Der Schneidermeister aber saß wie ein stolzer Pfau unter der Schar der Zuschauer als Sieger dieser originellen Wette und fuhr mit breitgriffigen Händen über seinen stolzen Bart. Da fragte ihn einer: „Pitter, warum hast Du denn während des Spiels mit einem Mal das Fenster so weit aufgemacht? So schrecklich warm ist es hier in der Wirtsstub‘ doch nicht!“ Als Antwort hatte unser Schneider nur ein ganz verschmitztes Lächeln, hustete dreimal und sagte. „Nee, warm ist es in der Wirtsstub‘ nicht: Hätte ich das Spiel verloren, wäre ich mit einem Satz aus dem Fenster gesprungen, und meinen Bart hätte ich bestimmt nicht bei Euch gelassen!“
Von der edlen Malkunst
Es lebte in Neuenahr im vorigen Jahrhundert ein braver Anstreichermeister (sein Name tut nichts zur Sache). Dieser erhielt eines Tages den Auftrag, „Die sieben Schmerzen Maria“, die Kreuzwegstationen also, die an der Kirchstraße entlang bis auf den Friedhof führen, mit Farbe wieder aufzufrischen. Er hatte gerade die erste Stationstafel mit einem neuen Farbanstrich versehen und begann nun, die Inschrift neu zu malen, die da lautet: „Simeon weissagt Maria das Schwert des Schmerzes.“ Der größte Teil dieses Spruches war schon gepinselt, als ein Neuenahrer Bube vorbeikam, stehen blieb und dem emsigen Meister zuschaute. Dieser überlegte eben, wie er das letzte Wort noch auf der Tafel anbringen könnte, denn er hatte die Buchstaben etwas zu groß angelegt und kam so mit dem Platz nicht aus. Ob der zuschauende Junge nun ein leichtes Kichern nicht unterdrücken konnte — jedenfalls fuhr ihn der Meister barsch an: „Was willst du denn!“ Darauf sagte der Bengel: „Ihr könnt ja das letzte Wort um die Ecke schreiben“, worauf der Meister erst verdutzt dreinschaute, dann aber in höchstem Ingrimm seinen Pinsel nach dem Frechling ausspritzte. Es blieb ihm aber gar nichts anderes übrig, als den Rat zu befolgen.

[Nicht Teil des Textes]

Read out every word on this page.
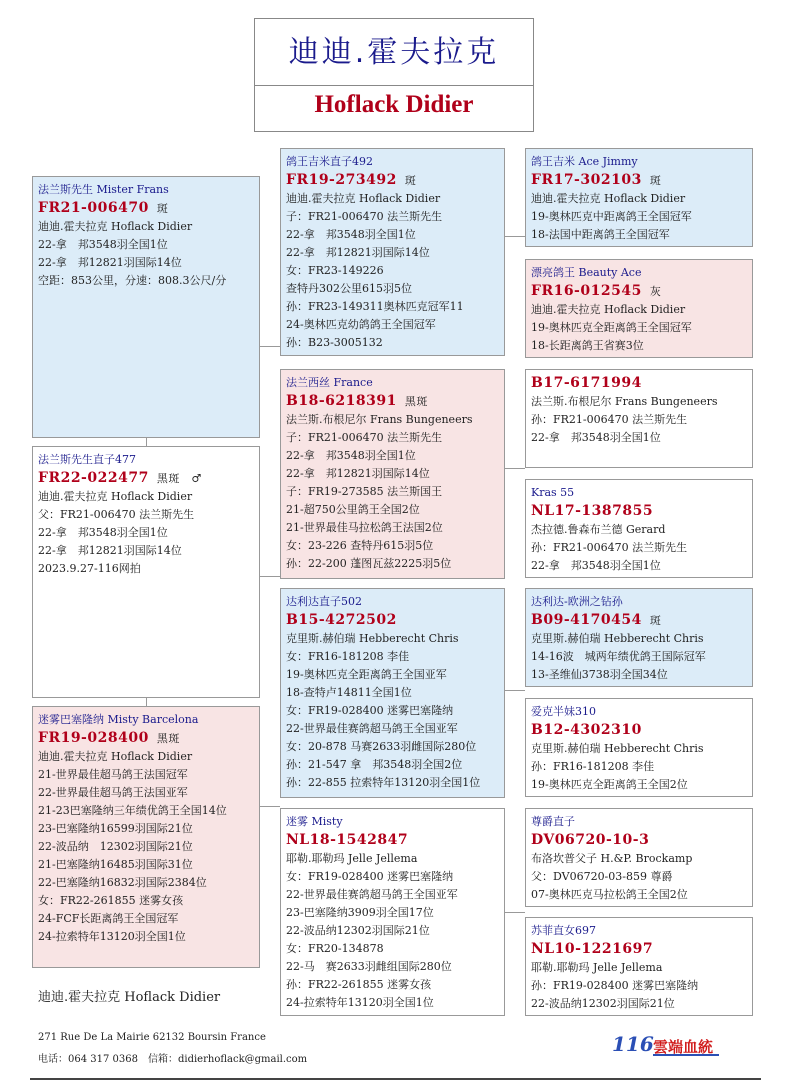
迪迪.霍夫拉克
Hoflack Didier
法兰斯先生 Mister Frans
FR21-006470 斑
迪迪.霍夫拉克 Hoflack Didier
22-拿　邦3548羽全国1位
22-拿　邦12821羽国际14位
空距：853公里，分速：808.3公尺/分
法兰斯先生直子477
FR22-022477 黑斑　♂
迪迪.霍夫拉克 Hoflack Didier
父：FR21-006470 法兰斯先生
22-拿　邦3548羽全国1位
22-拿　邦12821羽国际14位
2023.9.27-116网拍
迷雾巴塞隆纳 Misty Barcelona
FR19-028400 黑斑
迪迪.霍夫拉克 Hoflack Didier
21-世界最佳超马鸽王法国冠军
22-世界最佳超马鸽王法国亚军
21-23巴塞隆纳三年绩优鸽王全国14位
23-巴塞隆纳16599羽国际21位
22-波品纳　12302羽国际21位
21-巴塞隆纳16485羽国际31位
22-巴塞隆纳16832羽国际2384位
女：FR22-261855 迷雾女孩
24-FCF长距离鸽王全国冠军
24-拉索特年13120羽全国1位
鸽王吉米直子492
FR19-273492 斑
迪迪.霍夫拉克 Hoflack Didier
子：FR21-006470 法兰斯先生
22-拿　邦3548羽全国1位
22-拿　邦12821羽国际14位
女：FR23-149226
查特丹302公里615羽5位
孙：FR23-149311奥林匹克冠军11
24-奥林匹克幼鸽鸽王全国冠军
孙：B23-3005132
法兰西丝 France
B18-6218391 黑斑
法兰斯.布根尼尔 Frans Bungeneers
子：FR21-006470 法兰斯先生
22-拿　邦3548羽全国1位
22-拿　邦12821羽国际14位
子：FR19-273585 法兰斯国王
21-超750公里鸽王全国2位
21-世界最佳马拉松鸽王法国2位
女：23-226 查特丹615羽5位
孙：22-200 蓬图瓦兹2225羽5位
达利达直子502
B15-4272502
克里斯.赫伯瑞 Hebberecht Chris
女：FR16-181208 李佳
19-奥林匹克全距离鸽王全国亚军
18-查特卢14811全国1位
女：FR19-028400 迷雾巴塞隆纳
22-世界最佳赛鸽超马鸽王全国亚军
女：20-878 马赛2633羽雌国际280位
孙：21-547 拿　邦3548羽全国2位
孙：22-855 拉索特年13120羽全国1位
迷雾 Misty
NL18-1542847
耶勒.耶勒玛 Jelle Jellema
女：FR19-028400 迷雾巴塞隆纳
22-世界最佳赛鸽超马鸽王全国亚军
23-巴塞隆纳3909羽全国17位
22-波品纳12302羽国际21位
女：FR20-134878
22-马　赛2633羽雌组国际280位
孙：FR22-261855 迷雾女孩
24-拉索特年13120羽全国1位
鸽王吉米 Ace Jimmy
FR17-302103 斑
迪迪.霍夫拉克 Hoflack Didier
19-奥林匹克中距离鸽王全国冠军
18-法国中距离鸽王全国冠军
漂亮鸽王 Beauty Ace
FR16-012545 灰
迪迪.霍夫拉克 Hoflack Didier
19-奥林匹克全距离鸽王全国冠军
18-长距离鸽王省赛3位
B17-6171994
法兰斯.布根尼尔 Frans Bungeneers
孙：FR21-006470 法兰斯先生
22-拿　邦3548羽全国1位
Kras 55
NL17-1387855
杰拉德.鲁森布兰德 Gerard
孙：FR21-006470 法兰斯先生
22-拿　邦3548羽全国1位
达利达-欧洲之钻孙
B09-4170454 斑
克里斯.赫伯瑞 Hebberecht Chris
14-16波　城两年绩优鸽王国际冠军
13-圣维仙3738羽全国34位
爱克半妹310
B12-4302310
克里斯.赫伯瑞 Hebberecht Chris
孙：FR16-181208 李佳
19-奥林匹克全距离鸽王全国2位
尊爵直子
DV06720-10-3
布洛坎普父子 H.&P. Brockamp
父：DV06720-03-859 尊爵
07-奥林匹克马拉松鸽王全国2位
苏菲直女697
NL10-1221697
耶勒.耶勒玛 Jelle Jellema
孙：FR19-028400 迷雾巴塞隆纳
22-波品纳12302羽国际21位
迪迪.霍夫拉克 Hoflack Didier
271 Rue De La Mairie 62132 Boursin France
电话：064 317 0368　信箱：didierhoflack@gmail.com
116 雲端血統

Wenige Tage später führte der Weg den Herrn Pfarrer an den Kreuzwegstationen vorüber. Er blieb stehen und betrachtete das nicht eben sehr gelungene Werk des Meisters, wobei er ein Lächeln nicht unterdrücken konnte. „Lieber Meister“, meinte er dann zu dem etwas verlegen Dreinschauenden, „wäre es nicht doch besser, die Schrift zu übermalen und mit etwas kleineren Buchstaben neu zu schreiben? Sonst besteht die Gefahr, daß die frommen Beter an dieser Stätte von einer unwiderstehlichen Heiterkeit erfaßt werden oder sich beim Lesen gar den Hals verrenken.“ Dies sah der tüchtige Meister ein und malte die mißglückte Schrift neu.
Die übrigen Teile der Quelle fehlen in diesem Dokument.